La troisième raison pour laquelle il y a toujours quelqu’un dans le Node-3 c’est la Cupola, qui est installée sur le port coté Terre. En traversant le Node-3, avec une culbute de 180 degrés on « descend » dans la Cupola. Habituellement, les pieds restent « connectés » à la trappe, de façon à avoir la Terre qui défile dans notre direction, en se tournant dans la direction du vol, avec le Nord sur la droite et le Sud sur la gauche. Notre fenêtre sur le monde a fasciné et charmé tous les astronautes et cosmonautes qui ont eu le privilège de regarder la planète. Ses sept fenêtres qui donnent une vue à 360 degrés sur l’horizon offrent un spectacle d’une beauté incomparable, qui nourrit l’âme et remplit les yeux sans jamais les rassasier.

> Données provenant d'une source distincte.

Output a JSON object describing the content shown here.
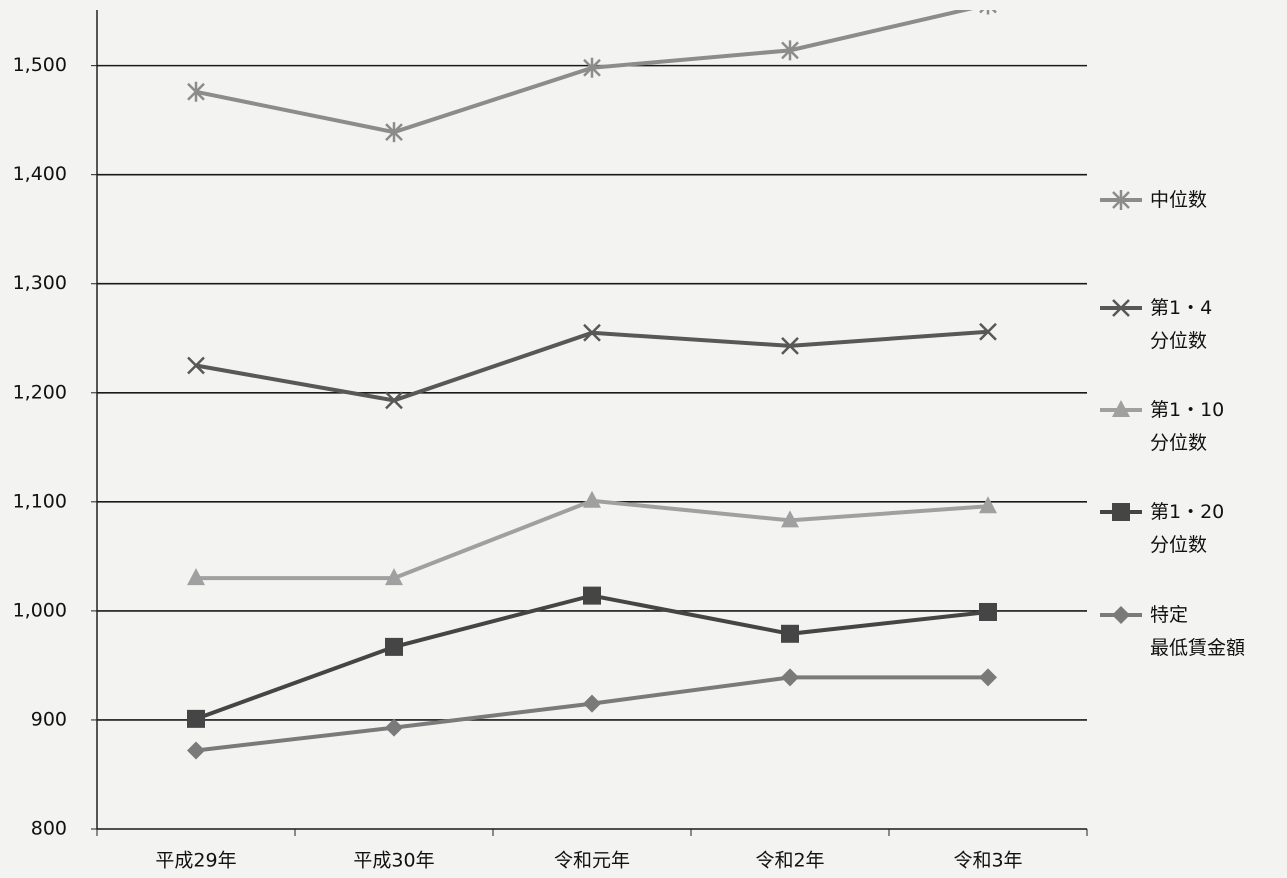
{
  "chart_data": {
    "type": "line",
    "categories": [
      "平成29年",
      "平成30年",
      "令和元年",
      "令和2年",
      "令和3年"
    ],
    "series": [
      {
        "name": "中位数",
        "color": "#8c8c8c",
        "marker": "asterisk",
        "values": [
          1476,
          1439,
          1498,
          1514,
          1556
        ]
      },
      {
        "name": "第1・4\n分位数",
        "color": "#585858",
        "marker": "x",
        "values": [
          1225,
          1193,
          1255,
          1243,
          1256
        ]
      },
      {
        "name": "第1・10\n分位数",
        "color": "#a0a0a0",
        "marker": "triangle",
        "values": [
          1030,
          1030,
          1101,
          1083,
          1096
        ]
      },
      {
        "name": "第1・20\n分位数",
        "color": "#454545",
        "marker": "square",
        "values": [
          901,
          967,
          1014,
          979,
          999
        ]
      },
      {
        "name": "特定\n最低賃金額",
        "color": "#7a7a7a",
        "marker": "diamond",
        "values": [
          872,
          893,
          915,
          939,
          939
        ]
      }
    ],
    "ylim": [
      800,
      1551
    ],
    "yticks": [
      800,
      900,
      {
        "value": 1000,
        "label": "1,000"
      },
      {
        "value": 1100,
        "label": "1,100"
      },
      {
        "value": 1200,
        "label": "1,200"
      },
      {
        "value": 1300,
        "label": "1,300"
      },
      {
        "value": 1400,
        "label": "1,400"
      },
      {
        "value": 1500,
        "label": "1,500"
      }
    ],
    "grid": true,
    "legend": "right"
  }
}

Je pourrais continuer d’essayer en vain de trouver les mots justes, mais ce n’est pas le moment. Nous retournons donc dans le Node-1, en passant par le Node-3, pour continuer par la trappe qui se trouve dans la direction du vol.

Destiny Laboratory (Lab)

Robonaut dans Destiny (Crédits : NASA)

En entrant dans le laboratoire américain, nous sommes tout de suite surpris par la taille du module, au moins deux fois plus grand que ceux rencontrés jusqu’ici : les deux « cônes » avant et arrière sont de couleur bleue, mais le reste des murs (ou plutôt ce qui est visible !) est de couleur blanche. Le Lab est le cœur du segment américain, non seulement parce qu’il contient la majeure partie des systèmes qui permettent la vie à bord de la Station, mais aussi pour ses « racks » scientifiques répartis le long des différentes surfaces : ici, beaucoup d’expériences sont effectuées. Lorsque vous entrez, à droite, vous trouvez une multitude d’objectifs et d’appareils photos, toujours à la disposition des personnes à bord pour prendre des photos des activités quotidiennes. A gauche se trouve un lieu de travail historiquement utilisé pour les Conférences de Planification Quotidiennes (Daily Planning Conferences), et ensuite nous trouvons le « journal de bord » (en réalité un bloc-notes tout à fait officieux), des stylos, des marqueurs et des crayons, tous attachés avec du velcro. Immédiatement après, de chaque côté, nous remarquons les joysticks de contrôle du Canadarm2 : en effet le Lab est le lieu de support pour toutes les opérations robotiques lorsque la Cupola n’est pas utilisée, mais seule la station de travail robotique à gauche est opérationnelle; celle de droite est reliée au système d’entraînement ROBOT, le simulateur du Canadarm2.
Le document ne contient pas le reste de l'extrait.